Advanced glycation end products upregulate C-reactive protein synthesis by human hepatocytes through stimulation of monocyte IL-6 and IL-1 beta production.

Patients with chronic renal failure are characterized by increased plasma levels of C-reactive protein (CRP) and advanced glycation end products (AGE). AGE have been identified as a class of proinflammator mediators. To investigate whether AGE can stimulate hepatocytes to produce CRP, primary human fetal hepatocytes (HFH) were incubated with AGE-modified human serum albumin (AGE-HSA) or conditioned medium from AGE-HSA-stimulated monocytes (AGE-MCM). CRP concentrations in the supernatants were determined by an ELISA and CRP mRNA levels were determined by a quantitative RT-PCR. Exposure of HFH with AGE-HSA for 12-72 h did not change CRP concentrations in the supernatants. CRP protein and mRNA expression were significantly upregulated in a time- and dose-dependent manner when HFH were incubated with AGE-MCM. This stimulating effect was partially inhibited when AGE-MCM were preincubated with antibodies against interleukin-6 (anti-IL-6), interleukin-1 beta (anti-IL-1 beta), or soluble IL-1 receptor and was completely inhibited when AGE-MCM were preincubated with anti-IL-6 and anti-IL-1 beta simultaneously.

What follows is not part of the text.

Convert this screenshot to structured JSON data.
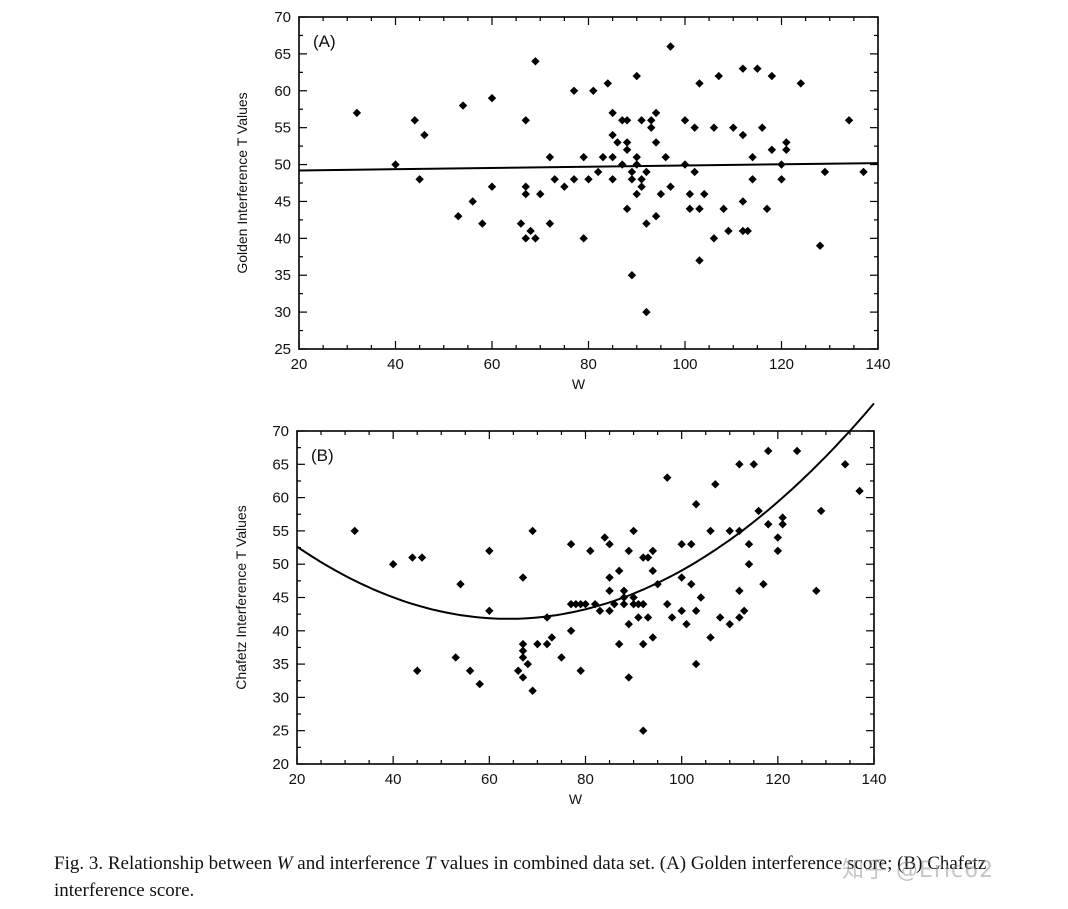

The inhibiting effect did not occur when AGE-MCM was preincubated with antibody of tumour necrosis factor-alpha (anti-TNF-alpha) and soluble TNF receptor. Exposure of HFH with exogenous IL-6 and IL-1 beta, at the same concentrations as contained in AGE-MCM, also increased CRP production, but exogenous TNF-alpha had no effect. These results suggest that AGE cannot directly stimulate hepatocytes to produce CRP, but rather indirectly enhance CRP expression via stimulation of IL-6 and IL-1 beta production by human monocytes.